5G cell phone modems, keyboard controllers, and questionable "inventions" make it to the Apple World Today News Update podcast:
- Intel outlines its new modem chip roadmap, including 5G NR modems that could be used in Apple products by 2019-2020
- IK Multimedia announced two new keyboard controllers for use with iOS, Mac, and Windows
- We take a jaundiced look at some of the other items on Time's "25 best inventions of 2017" list
The text version of the podcast can be read below. To listen to the podcast here, click the play button on the player below. Apple News readers need to visit Apple World Today in order to listen to the podcast.
This is Steve Sande for Apple World Today, and you’re listening to the AWT News Update podcast for Thursday, November 16th, 2017.
Today, Intel announced it’s wireless product roadmap, and there’s a good chance that Apple will decide to use the company’s broadband chips in the future due to a long-standing battle with existing chip provider Qualcomm. Intel is really planning for the future, with the Intel XMM 8000 series, which is its first line of 5G new radio (5G NR) multi-mode modems as well as the Intel XMM 7660 — an LTE modem. The company has apparently successfully completed a full end-to-end 5G call based on prototypes, which opens the door for deployment of 5G cell systems in 2019. What’s fascinating is that Intel is expecting “broad deployment” of gigabit-class 5G services in 2020 — that’s a little over two years away, folks. Why is this important to Apple users? Well, unless Qualcomm is taken over by Broadcom or Qualcomm decides to kiss and make up to Apple, chances are good that future iPhone, iPad and Apple Watch modems will be made by Intel.
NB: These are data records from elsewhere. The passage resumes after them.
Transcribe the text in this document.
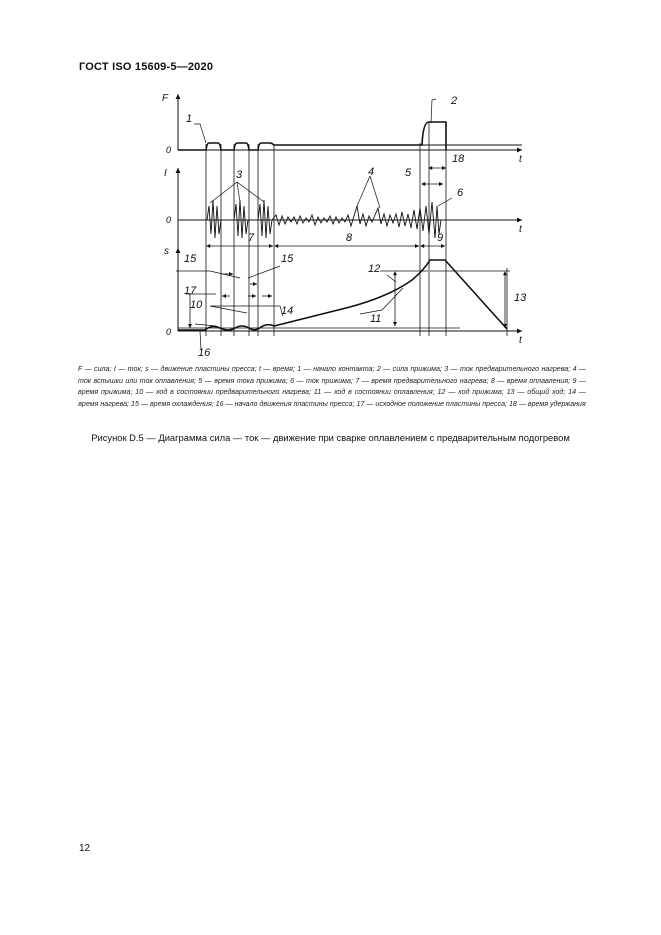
ГОСТ ISO 15609-5—2020
F
0
t
I
0
t
s
0
t
1
2
3	4	5
6
7	8	9
10
11
12
13
14
15	15
16
17
18
F — сила; I — ток; s — движение пластины пресса; t — время; 1 — начало контакта; 2 — сила прижима; 3 — ток предварительного нагрева; 4 — ток вспышки или ток оплавления; 5 — время тока прижима; 6 — ток прижима; 7 — время предварительного нагрева; 8 — время оплавления; 9 — время прижима; 10 — ход в состоянии предварительного нагрева; 11 — ход в состоянии оплавления; 12 — ход прижима; 13 — общий ход; 14 — время нагрева; 15 — время охлаждения; 16 — начало движения пластины пресса; 17 — исходное положение пластины пресса; 18 — время удержания
Рисунок D.5 — Диаграмма сила — ток — движение при сварке оплавлением с предварительным подогревом
12
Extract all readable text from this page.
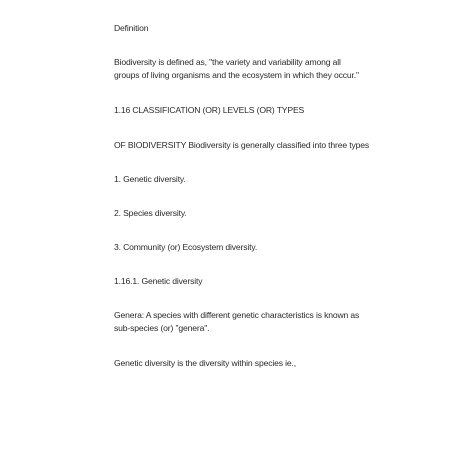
Definition

Biodiversity is defined as, "the variety and variability among all
groups of living organisms and the ecosystem in which they occur."

1.16 CLASSIFICATION (OR) LEVELS (OR) TYPES

OF BIODIVERSITY Biodiversity is generally classified into three types

1. Genetic diversity.

2. Species diversity.

3. Community (or) Ecosystem diversity.

1.16.1. Genetic diversity

Genera: A species with different genetic characteristics is known as
sub-species (or) "genera".

Genetic diversity is the diversity within species ie.,
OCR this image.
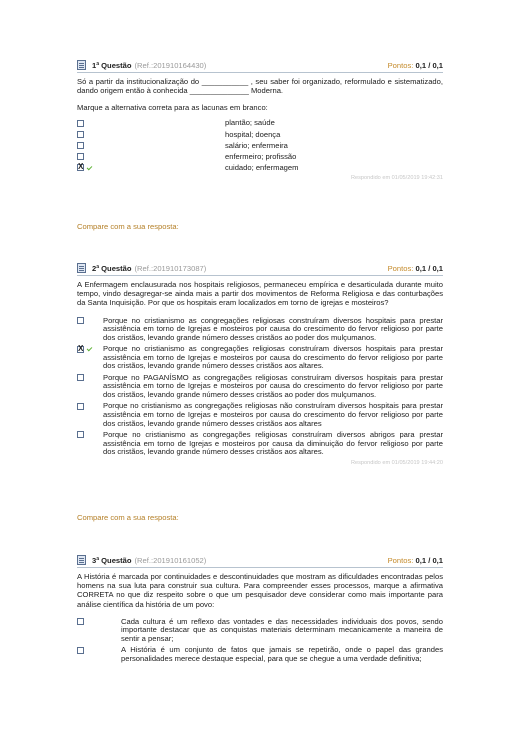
1ª Questão (Ref.:201910164430)	Pontos: 0,1 / 0,1
Só a partir da institucionalização do ___________ , seu saber foi organizado, reformulado e sistematizado, dando origem então à conhecida ______________ Moderna.
Marque a alternativa correta para as lacunas em branco:
plantão; saúde
hospital; doença
salário; enfermeira
enfermeiro; profissão
X
cuidado; enfermagem
Respondido em 01/05/2019 19:42:31
Compare com a sua resposta:
2ª Questão (Ref.:201910173087)	Pontos: 0,1 / 0,1
A Enfermagem enclausurada nos hospitais religiosos, permaneceu empírica e desarticulada durante muito tempo, vindo desagregar-se ainda mais a partir dos movimentos de Reforma Religiosa e das conturbações da Santa Inquisição. Por que os hospitais eram localizados em torno de igrejas e mosteiros?
Porque no cristianismo as congregações religiosas construíram diversos hospitais para prestar assistência em torno de Igrejas e mosteiros por causa do crescimento do fervor religioso por parte dos cristãos, levando grande número desses cristãos ao poder dos mulçumanos.
X
Porque no cristianismo as congregações religiosas construíram diversos hospitais para prestar assistência em torno de Igrejas e mosteiros por causa do crescimento do fervor religioso por parte dos cristãos, levando grande número desses cristãos aos altares.
Porque no PAGANÍSMO as congregações religiosas construíram diversos hospitais para prestar assistência em torno de Igrejas e mosteiros por causa do crescimento do fervor religioso por parte dos cristãos, levando grande número desses cristãos ao poder dos mulçumanos.
Porque no cristianismo as congregações religiosas não construíram diversos hospitais para prestar assistência em torno de Igrejas e mosteiros por causa do crescimento do fervor religioso por parte dos cristãos, levando grande número desses cristãos aos altares
Porque no cristianismo as congregações religiosas construíram diversos abrigos para prestar assistência em torno de Igrejas e mosteiros por causa da diminuição do fervor religioso por parte dos cristãos, levando grande número desses cristãos aos altares.
Respondido em 01/05/2019 19:44:20
Compare com a sua resposta:
3ª Questão (Ref.:201910161052)	Pontos: 0,1 / 0,1
A História é marcada por continuidades e descontinuidades que mostram as dificuldades encontradas pelos homens na sua luta para construir sua cultura. Para compreender esses processos, marque a afirmativa CORRETA no que diz respeito sobre o que um pesquisador deve considerar como mais importante para análise científica da história de um povo:
Cada cultura é um reflexo das vontades e das necessidades individuais dos povos, sendo importante destacar que as conquistas materiais determinam mecanicamente a maneira de sentir a pensar;
A História é um conjunto de fatos que jamais se repetirão, onde o papel das grandes personalidades merece destaque especial, para que se chegue a uma verdade definitiva;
Perhaps you’ve always wanted to learn to play piano, or maybe you’re an accomplished keyboardist who wants to work with Digital Audio Workstations like Logic Pro, Ableton Live or Garage Band. IK Multimedia, which makes a lot of music-related hardware for Apple fans, today announced the new iRig Keys I/O, described as a keyboard controller range that features a built-in audio interface. iRig Keys I/O can be purchased in either 25 or 49 key versions, with a synth-action keybed and a 96kHz/24-bit audio interface with a preamp that lets users record their instruments and mics via a combo 1/4-inch/XLR input. The keyboards have controls such as velocity sensitive multicolored pads, programmable touch-sensitive sliders, buttons and assignable knobs. What’s perfect for Apple users is that the iRig Keys I/O is Apple certified MFi hardware that will work with all iOS devices with a Lightning port. There’s also a USB cable for connecting to Macs. iRig Keys I/O is available from the IK Multimedia online store and authorized dealers for $199.99 for the 25-key version and $299.99 for the 49-key version.
Hey, personal opinion here. I wouldn’t get too excited about the Time magazine 25 best inventions of 2017 list and the fact that the iPhone X is on the list. There is more than one questionable item on that list. First, they chose a creepy and expensive little robot that can’t get you a beer out of the fridge as the number 1 item, and they refer to Amazon Echo and Google Home as personal robots. Sorry, robots have got to be able to move around… Next, they got excited about Halo Top, an expensive “guilt-free” ice cream that still tops out at about 360 calories per pint. Next, Time lauded the Ember Mug, an $80 — I am not making this up — temperature controlled coffee mug. The Tesla Model 3 is on the list, a car that is so far not making it out of the factory due to production issues that could bury the company. Some of the other items on the list are actually pretty cool, others are outright stupid - we’ll let you make your pick by giving you a link to the article here. But when one of the other items in the 2017 list is a generic “Fidget spinner”, I realized that Time has absolutely no believability as a source of information on “best inventions”.
That’s all for today; I’ll be back tomorrow afternoon with another edition of the AWT News Update.